The paper tackles bursty traffic prediction in massive mMTC networks by proposing a lightweight, online ML framework that combines an LSTM and DenseNet (with residuals) for traffic prediction and a burst-detection network for congestion forecasting. A key novelty is the Fast LiveStream Predictor (FLSP), which updates LSTM states using only fresh data, avoiding buffering and reducing computation compared to traditional rolling methods, while preserving long-range dependencies. The framework is evaluated in a realistic, multi-group mMTC scenario, demonstrating substantial improvements in long-term prediction accuracy (up to ~52% reported) and superior burst detection performance (high F1-scores) with lower processing load. These results support proactive, time-critical congestion management in large-scale IoT networks and offer a flexible methodology adaptable to various recurrent architectures and live-time-series applications.

Abstract

Traffic pattern prediction has emerged as a promising approach for efficiently managing and mitigating the impacts of event-driven bursty traffic in massive machine-type communication (mMTC) networks. However, achieving accurate predictions of bursty traffic remains a non-trivial task due to the inherent randomness of events, and these challenges intensify within live network environments. Consequently, there is a compelling imperative to design a lightweight and agile framework capable of assimilating continuously collected data from the network and accurately forecasting bursty traffic in mMTC networks. This paper addresses these challenges by presenting a machine learning-based framework tailored for forecasting bursty traffic in multi-channel slotted ALOHA networks.
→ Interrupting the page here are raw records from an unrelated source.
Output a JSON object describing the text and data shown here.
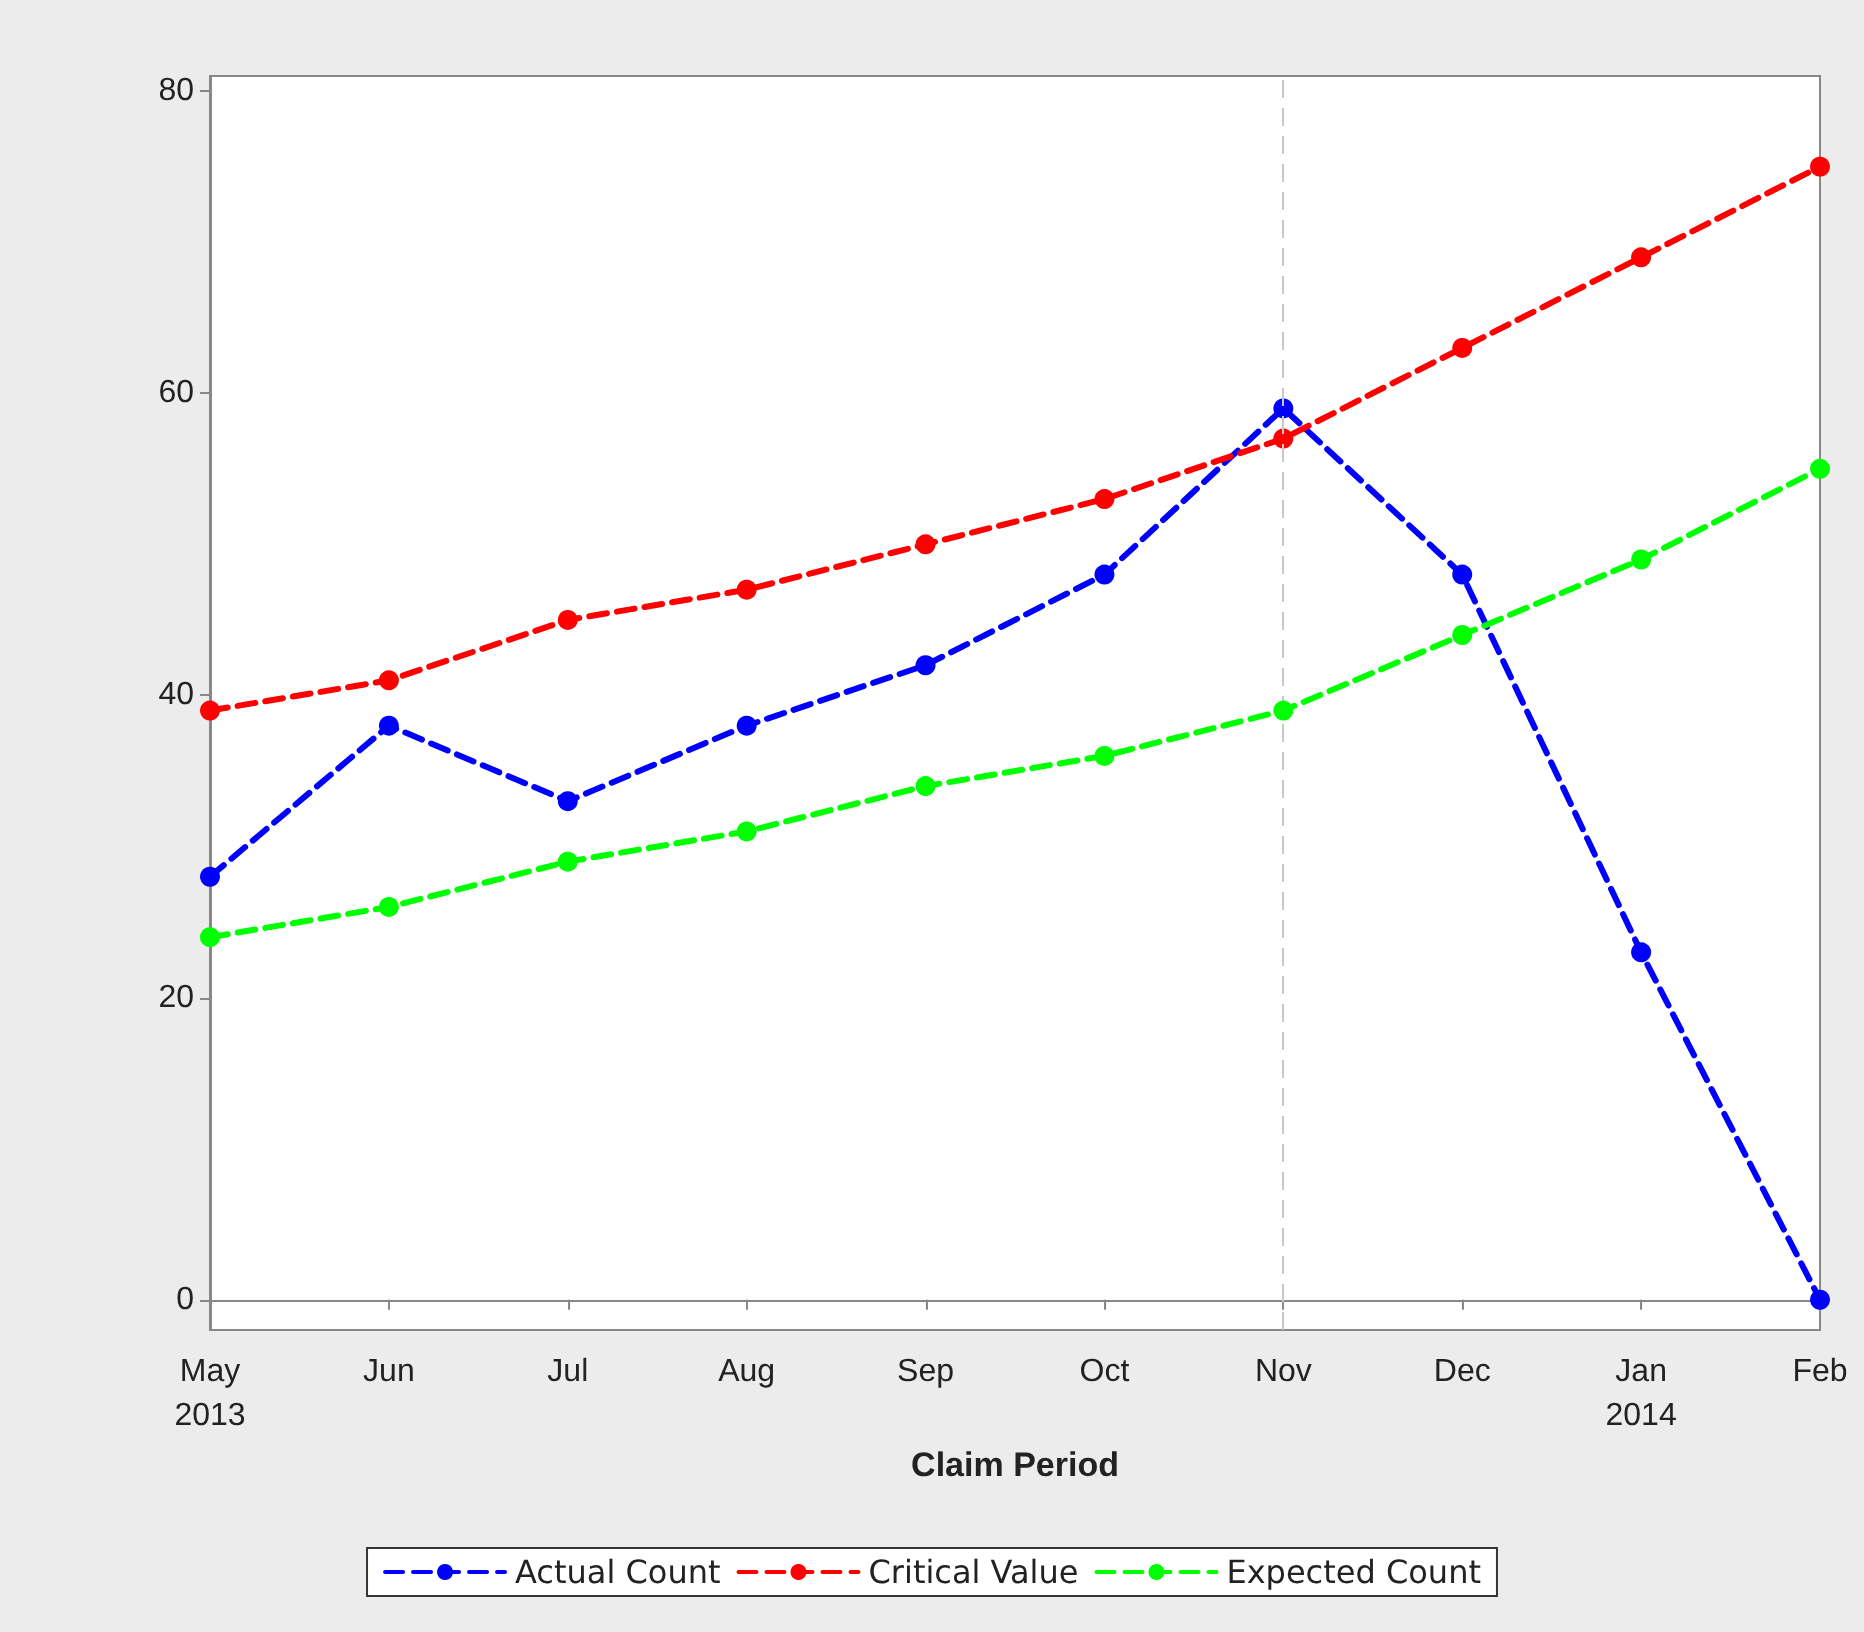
{
  "chart_data": {
    "type": "line",
    "xlabel": "Claim Period",
    "categories": [
      "May\n2013",
      "Jun",
      "Jul",
      "Aug",
      "Sep",
      "Oct",
      "Nov",
      "Dec",
      "Jan\n2014",
      "Feb"
    ],
    "series": [
      {
        "name": "Actual Count",
        "color": "#0000ff",
        "values": [
          28,
          38,
          33,
          38,
          42,
          48,
          59,
          48,
          23,
          0
        ]
      },
      {
        "name": "Critical Value",
        "color": "#ff0000",
        "values": [
          39,
          41,
          45,
          47,
          50,
          53,
          57,
          63,
          69,
          75
        ]
      },
      {
        "name": "Expected Count",
        "color": "#00ff00",
        "values": [
          24,
          26,
          29,
          31,
          34,
          36,
          39,
          44,
          49,
          55
        ]
      }
    ],
    "ylim": [
      -2,
      81
    ],
    "yticks": [
      0,
      20,
      40,
      60,
      80
    ],
    "ref_lines": [
      {
        "axis": "x",
        "value": "Nov",
        "color": "#c8c8c8",
        "line_style": "dashed"
      }
    ],
    "marker": "circle",
    "line_style": "dashed",
    "grid": false,
    "legend": "bottom"
  }
}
The proposed machine learning network comprises long-term short-term memory (LSTM) and a DenseNet with feed-forward neural network (FFNN) layers, where the residual connections enhance the training ability of the machine learning network in capturing complicated patterns. Furthermore, we develop a new low-complexity online prediction algorithm that updates the states of the LSTM network by leveraging frequently collected data from the mMTC network. Simulation results and complexity analysis demonstrate the superiority of our proposed algorithm in terms of both accuracy and complexity, making it well-suited for time-critical live scenarios. We evaluate the performance of the proposed framework in a network with a single base station and thousands of devices organized into groups with distinct traffic-generating characteristics. Comprehensive evaluations and simulations indicate that our proposed machine learning approach achieves a remarkable $52\%$ higher accuracy in long-term predictions compared to traditional methods, without imposing additional processing load on the system.

Figures (12)

• Figure 1: An example of application-based categorization of devices in an mMTC network. The total network traffic is the sum of the traffic generated by the various groups, each with their own set of characteristics.
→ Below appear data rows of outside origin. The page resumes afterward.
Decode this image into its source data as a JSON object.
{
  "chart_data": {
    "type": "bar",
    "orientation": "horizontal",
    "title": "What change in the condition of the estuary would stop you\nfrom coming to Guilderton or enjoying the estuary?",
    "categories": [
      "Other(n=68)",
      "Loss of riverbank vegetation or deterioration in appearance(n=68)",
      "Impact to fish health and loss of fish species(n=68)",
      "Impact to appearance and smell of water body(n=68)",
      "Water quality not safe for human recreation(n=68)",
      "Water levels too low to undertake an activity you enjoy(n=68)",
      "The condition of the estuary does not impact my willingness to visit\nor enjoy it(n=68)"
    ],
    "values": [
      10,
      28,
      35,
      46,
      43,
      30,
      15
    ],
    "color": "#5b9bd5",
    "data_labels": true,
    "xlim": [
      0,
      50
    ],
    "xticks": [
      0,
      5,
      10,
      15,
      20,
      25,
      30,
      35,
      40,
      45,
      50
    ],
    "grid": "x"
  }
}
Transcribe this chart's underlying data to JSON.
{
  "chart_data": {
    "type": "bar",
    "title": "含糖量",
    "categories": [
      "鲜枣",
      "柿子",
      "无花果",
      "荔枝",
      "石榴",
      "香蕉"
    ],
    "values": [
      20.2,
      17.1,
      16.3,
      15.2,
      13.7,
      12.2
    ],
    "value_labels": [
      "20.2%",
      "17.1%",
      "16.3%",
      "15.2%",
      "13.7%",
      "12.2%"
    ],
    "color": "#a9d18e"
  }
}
• Figure 2: Four-way handshake procedure of access request in LTE and NR-5G.
• Figure 3: Proposed ML architectures for traffic prediction and congested bursty event detection networks. Second network receives the output of the first network as chunks of data.
• Figure 4: Recursive algorithm in the prediction phase of LSTM networks.
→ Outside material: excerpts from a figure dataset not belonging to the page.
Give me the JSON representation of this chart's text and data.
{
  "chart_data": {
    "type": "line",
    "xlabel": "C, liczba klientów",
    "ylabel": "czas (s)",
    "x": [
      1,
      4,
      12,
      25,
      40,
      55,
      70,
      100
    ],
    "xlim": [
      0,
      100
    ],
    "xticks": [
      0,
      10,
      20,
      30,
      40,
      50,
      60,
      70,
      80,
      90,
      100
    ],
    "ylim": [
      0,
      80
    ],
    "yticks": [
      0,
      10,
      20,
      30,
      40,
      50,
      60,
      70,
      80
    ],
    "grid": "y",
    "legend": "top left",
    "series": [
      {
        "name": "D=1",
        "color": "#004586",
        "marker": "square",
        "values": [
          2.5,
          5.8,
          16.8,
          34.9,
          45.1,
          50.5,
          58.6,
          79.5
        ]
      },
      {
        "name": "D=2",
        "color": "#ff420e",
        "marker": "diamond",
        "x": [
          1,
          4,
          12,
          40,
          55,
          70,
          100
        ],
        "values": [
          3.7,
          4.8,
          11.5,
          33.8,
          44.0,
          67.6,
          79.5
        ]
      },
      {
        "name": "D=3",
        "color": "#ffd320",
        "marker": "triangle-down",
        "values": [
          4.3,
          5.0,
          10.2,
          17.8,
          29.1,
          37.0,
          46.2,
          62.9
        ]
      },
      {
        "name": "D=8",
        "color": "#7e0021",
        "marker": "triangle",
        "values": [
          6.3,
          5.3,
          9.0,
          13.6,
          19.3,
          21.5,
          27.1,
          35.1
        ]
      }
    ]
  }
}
• Figure 5: Comparison of rolling and FLSP algorithms in generating output sequences. (a) Rolling algorithm: The input sequence at each step (solid black frame) consists of truncated historical data and fresh data (blue shade). The traffic prediction network generates predictions for $l_p$ time slots at each step (solid red frame), but only the last $l_f$ time slots (green shade) are retained and appended to the output sequence. (b) FLSP algorithm: In this method, the input sequence includes only the fresh data, resulting in faster state updates compared to the rolling method. Yellow dashed lines represent a chunk of data, which is the concatenation of fresh data and predicted samples at each step, used as input for the burst detection network.